Historical time series data is central to market risk and FRTB use cases such as value-at-risk and expected shortfall. The yield curve is the most important risk factor in the trading book. This week’s note discusses the importance of the yield curve to market risk.
Market risk is the risk of losses due to adverse movements in market prices. FRTB requires that a bank set aside a capital amount commensurate with the size of its exposure to market risk. A risk factor is a traded financial instrument or a curve built from a group of instruments that the bank is exposed to. The price changes in multiple-instrument RFs are highly correlated. A yield curve is an example of a multiple-instrument RF. The instruments that are used to build it, e.g., deposits, futures, swaps are all exposed to changes in an underlying index (e.g., ESTR, SONIA, EFFR or LIBOR3M). Each instrument has exposure to a different maturity segment. The YC is the most important RF in a trading book. Valuations of OTCs in all risk classes require the multiplication of expected future cash flows by discount factors that are extracted from the YC.

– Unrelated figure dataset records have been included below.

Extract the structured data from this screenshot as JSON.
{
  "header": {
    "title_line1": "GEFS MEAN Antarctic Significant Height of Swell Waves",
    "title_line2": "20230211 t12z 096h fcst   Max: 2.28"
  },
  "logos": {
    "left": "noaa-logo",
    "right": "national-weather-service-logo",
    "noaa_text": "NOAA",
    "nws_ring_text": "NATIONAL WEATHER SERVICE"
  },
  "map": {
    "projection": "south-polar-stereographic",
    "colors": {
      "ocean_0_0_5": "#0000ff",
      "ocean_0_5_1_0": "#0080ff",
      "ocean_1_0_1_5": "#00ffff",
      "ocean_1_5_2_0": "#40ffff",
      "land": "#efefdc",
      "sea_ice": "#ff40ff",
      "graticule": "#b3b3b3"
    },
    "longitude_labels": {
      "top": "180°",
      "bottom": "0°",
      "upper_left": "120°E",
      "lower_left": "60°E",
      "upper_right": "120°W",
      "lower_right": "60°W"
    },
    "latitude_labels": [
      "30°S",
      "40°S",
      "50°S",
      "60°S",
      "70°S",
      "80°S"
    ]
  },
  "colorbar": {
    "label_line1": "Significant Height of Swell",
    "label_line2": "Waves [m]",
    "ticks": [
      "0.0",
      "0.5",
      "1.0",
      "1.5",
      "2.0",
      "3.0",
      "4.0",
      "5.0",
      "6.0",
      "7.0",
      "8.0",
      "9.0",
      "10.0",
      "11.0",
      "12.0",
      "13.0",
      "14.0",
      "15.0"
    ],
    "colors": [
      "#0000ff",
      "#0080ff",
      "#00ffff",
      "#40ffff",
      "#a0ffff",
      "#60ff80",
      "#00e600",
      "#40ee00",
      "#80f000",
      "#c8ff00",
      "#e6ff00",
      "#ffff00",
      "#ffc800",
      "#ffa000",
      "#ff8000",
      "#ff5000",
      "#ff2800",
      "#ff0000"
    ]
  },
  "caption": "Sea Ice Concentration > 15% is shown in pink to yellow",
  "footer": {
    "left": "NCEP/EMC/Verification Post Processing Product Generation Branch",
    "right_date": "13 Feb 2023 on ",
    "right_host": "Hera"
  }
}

An RF is shocked to generate a theoretical $-loss that is used as market risk capital. Under FRTB IMA, the shock is calculated using actual historical or simulated historical changes in RFs. Under FRTB SA, the shock sizes are specified in the FRTB document. They are then applied to the bank’s exposures to those RFs, which are called risk sensitivities (RS). Three sensitivity types – delta, curvature and vega – exist across seven risk classes. The delta RS in the interest rate risk class is an exposure to changes in the YC.
There are two approaches for calculating RSs. Under the numerical approach they are generated by shocking the YC level or its volatility, and then re-running trade valuations. The resulting changes in valuations are the RSs associated with the YC. The second approach is analytical. Changes in e.g., a swaptions price over time can be modelled using partial differential equations (PDEs) that take the YC and its volatility as input. Delta, curvature and vega are the partial derivatives of PDEs and they can be calculated using formulas. RSs can be generated either by Market Risk systems directly or by trading desk systems and re-used by Market Risk.
More generally, trading desks typically use different models and market data than Market Risk. E.g., the desk might use a bootstrapping approach to build the YC because it re-prices its constituent instruments exactly. Versus the use of Nelson Siegel parameters by Market Risk because of the flexibility it offers for curve-building for different risk scenarios. In the area of volatility estimation, the Vasicek model might be used by traders because it can reproduce observed implied volatilities. Whereas Market Risk teams often use GARCH models to generate volatility in HistSim approaches.
In all cases, the P&L shocks generated by Market Risk need to be good approximations of the official P&L generated by the desk. The P&L Attribution test under IMA is designed to ensure that Market Risk approximations of historical P&Ls are sufficiently close to trading desk actual historical P&Ls.